Stata’s learning curve has been considerably lessened by recent updates. There are still shortfalls, including overly tabbed dialogue boxes with elements that err on the small side and somewhat hard to follow labels.
Tables are designed for research, not pasting into other software. You can easily copy and paste output, but the default is to copy space-separated tables that must be put into a monospaced font. You can now use the "copy as table" command (hold down shift while using command-C to do it from the keyboard), but there are glitches with that, the main one being breaking up variable names (see the illustration), which occurs whether you paste into a word processor or a spreadsheet. It does, however, make it possible to copy large tables into spreadsheets very easily.
Summary tables do not print with variable labels, just the variable names, which makes it easier to paste results into spreadsheets but adds a step and the potential for mis-labelling. This should be controlled by the preferences, but isn’t. The separator bars in Stata, which are helpful in reading output, translate as empty lines. Copy and paste is faster than in SPSS and less glitchy in terms of SPSS’s tendency to refuse to copy a block to the clipboard without multiple tries; but kludging around a basic shortfall by integrating a “copy while converting runs of spaces and pipes to tabs, and underlines to blank lines” approach has its own inherent issues. You can still live with it... and you can also set Stata not to print separator lines.
Graphs are print-ready and can be exported in numerous formats.
Missing values control is flexible, though somewhat hard to discover in the documentation and menus; rather than simply declaring a value as missing, as one does in SPSS, one essentially recodes (using a missing-values command) values into one of several missing-values categories. That makes it reversible though still clunky compared with SPSS. Most of the time, it's not an issue.

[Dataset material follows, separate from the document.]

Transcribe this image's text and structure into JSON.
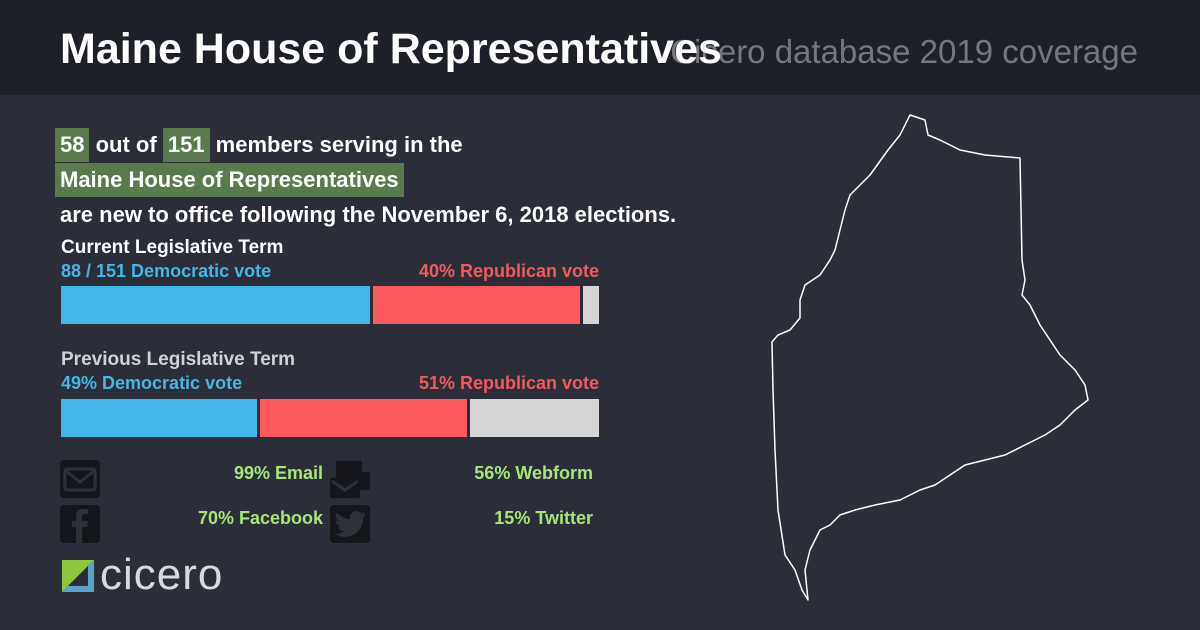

By default, Stata output is usually terse, while SPSS errs on the side of detail. This means more trips to the manual or syntax help.
We could not find any way to generate simple frequency tables for multiple variables; they printed one at a time, in full.
Stata is still the program for scientists and statisticians – people who work the numbers for their own use. Now it’s far more friendly to casual users, and its speed and stability will ease the pain of transition for SPSS refugees. But, still, our original recommendation stands: if you’re a very serious statistics user who will spend a great deal of time up front to thoroughly learn the program and what they need to do to accomplish their tasks in it, Stata pays off. If you’re a more casual user who still needs its power, SPSS may remain the best option, loathsome customer service (ten years ago, we’d never even have thought that) and all. It often takes a lot of time to figure out how to do something in Stata, when it’s fairly easy in SPSS — despite many shortcuts and a more convenient syntax.
Stata is cheap by commercial omnibus statistical package standards; it has excellent support; and the Mac is treated as a first-rate platform. None of these are true of the market leader, SPSS.
It is a strong environment for the serious statistician, or the serious user of statistics, who can “get into it” and get their time spent on learning the system paid back in greater effectiveness. For casual or occasional statistics users, SPSS is still somewhat easier to learn and use, but the money demanded by SPSS (which also has annual, often required, upgrades costs) can outweigh any time savings. Stata is probably a better investment, and it is getting increasingly easy to use with each new version. That said, if you spend a lot of time copy-pasting tables from SPSS to spreadsheets and word processors, or if everyone else in your field uses SPSS, it may be somewhat harder to use Stata.